As the seas of the Indian Ocean, like those of the Atlantic, calm with the end of storm season, we need to worry about another threat that dominated the news at times earlier in the year but has since fallen off our radars: piracy along the African coast.
The impressive operation to rescue the captain of the Mersk Alabama last spring did not end the problem. That operation, culminating in a dramatic SEAL operation of classic vintage that killed the pirates and liberated their hostage, was the right response to the situation. But it was not a model we can or should expect to easily repeat. There is a need for a more preventive strategy.
The stakes are getting higher this fall. Although the impressive multilateral convoy operation in the Gulf of Aden continues to protect ships in more northern waters as they leave the Suez Canal and Red Sea, there is no dependable protection for vessels going southward from that point toward ports in Kenya and beyond. Yet ships traversing these routes carry, among other things, food aid for East African states that will have to increase in coming months as drought conditions in that part of the world remain severe. Other cargo needs to be shipped as well, ranging from military supplies for the fledgling and beleaguered Somali government to commercial goods that reflect the efforts of Kenya and other regional states to gradually integrate with a globalizing economy.
The pirates put all of that, and countless lives, at risk. They also threaten Americans aboard some of those transport vessels. And of course what is mostly a risk to a few brave, enterprising seamen could become a national security issue if al Qaeda or related groups get involved in the next kidnapping operation, possibly trying to take and hold Americans hostage to achieve a public relations coup.
In this light, the idea of Maryland Democratic Rep. Elijah Cummings makes sense. Cummings has inserted into the House-passed version of the 2010 Defense authorization bill language that would have U.S. military personnel board cargo ships for the perilous part of their journey from the Gulf of Aden to East African ports. They would of course have the right to use weapons in defense of themselves, the ships they ride, and the crews of those ships from locations that would maximize their prospects for timely and accurate use of force. Using American military personnel is the right way to go because they have the necessary training to use force carefully; in addition, ensuring the safety of the high seas is an appropriate and time-tested role for the armed forces of great powers and is the sort of thing our military should feel a certain obligation to carry out.
Chances are good, though, that their presence -- and perhaps a few demonstration shots near any ships that came near -- would suffice to deter pirate action before lives were put at direct risk. After all, these pirates are not particularly well organized, equipped, or trained. They are profiting from a completely unsecured environment in these perilous waters, out of the mainstream of most world commerce but crucial for the peoples of East Africa and for American interests there. They are sometimes successful only because we are basically ignoring the problem.

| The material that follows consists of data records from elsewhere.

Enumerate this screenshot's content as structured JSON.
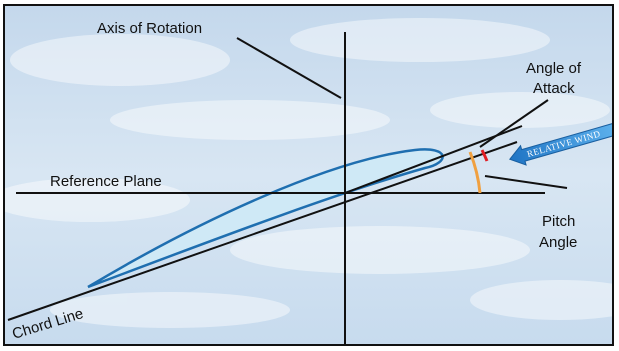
{
  "labels": {
    "axis_of_rotation": "Axis of Rotation",
    "angle_of_attack_line1": "Angle of",
    "angle_of_attack_line2": "Attack",
    "reference_plane": "Reference Plane",
    "pitch_angle_line1": "Pitch",
    "pitch_angle_line2": "Angle",
    "chord_line": "Chord Line",
    "relative_wind": "RELATIVE WIND"
  },
  "colors": {
    "sky": "#cfe0f0",
    "airfoil_fill": "#cfe9f6",
    "airfoil_stroke": "#1f6fb0",
    "line": "#111111",
    "angle_of_attack_arc": "#e01e24",
    "pitch_angle_arc": "#f0a040",
    "wind_arrow": "#2f8fd8"
  }
}
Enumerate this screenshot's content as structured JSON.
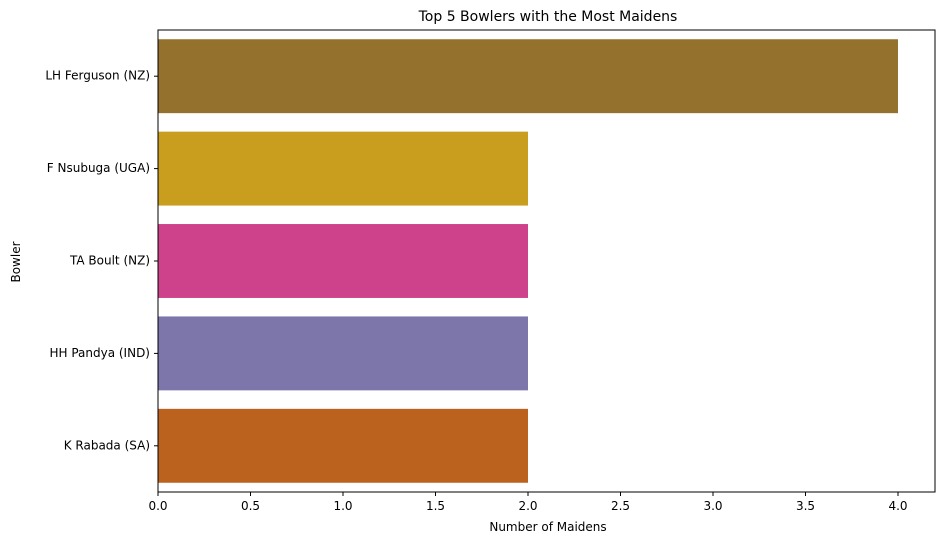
{
  "chart_data": {
    "type": "bar",
    "orientation": "horizontal",
    "title": "Top 5 Bowlers with the Most Maidens",
    "xlabel": "Number of Maidens",
    "ylabel": "Bowler",
    "categories": [
      "LH Ferguson (NZ)",
      "F Nsubuga (UGA)",
      "TA Boult (NZ)",
      "HH Pandya (IND)",
      "K Rabada (SA)"
    ],
    "values": [
      4,
      2,
      2,
      2,
      2
    ],
    "colors": [
      "#94712d",
      "#c99e1e",
      "#ce428c",
      "#7c76aa",
      "#bb621f"
    ],
    "xlim": [
      0,
      4.2
    ],
    "xticks": [
      "0.0",
      "0.5",
      "1.0",
      "1.5",
      "2.0",
      "2.5",
      "3.0",
      "3.5",
      "4.0"
    ],
    "grid": false,
    "legend": "none"
  }
}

Former Rep. Steve Solarz and I wrote an essay several months ago advocating the use of convoys for ships moving along these routes, to complement the convoys further north. That remains a reasonable option in some cases, especially if enough shipping vessels can be gathered together at one time. However, the Cummings idea may be more appropriate for the individual ships often making this trek in isolation. It also could be cheaper, and easier on the Navy, than the convoy approach.
In its version of the defense bill, the Senate has not approved comparable language to that of the House. The bill is now in conference, and this issue should be addressed there, with the House version prevailing. Implementation of the use of armed teams can still be handled prudently, and at the discretion of CENTCOM commanders; the defense bill need not and should not try to dictate tactical operations. But it can push the U.S. military to take this mission seriously and help us address our remaining Achilles' heel regarding the pirate threat before we again have to learn the hard way -- with American lives put at risk in the process.
Michael O'Hanlon writes a monthly column for The Examiner and is the author of the new book, "The Science of War."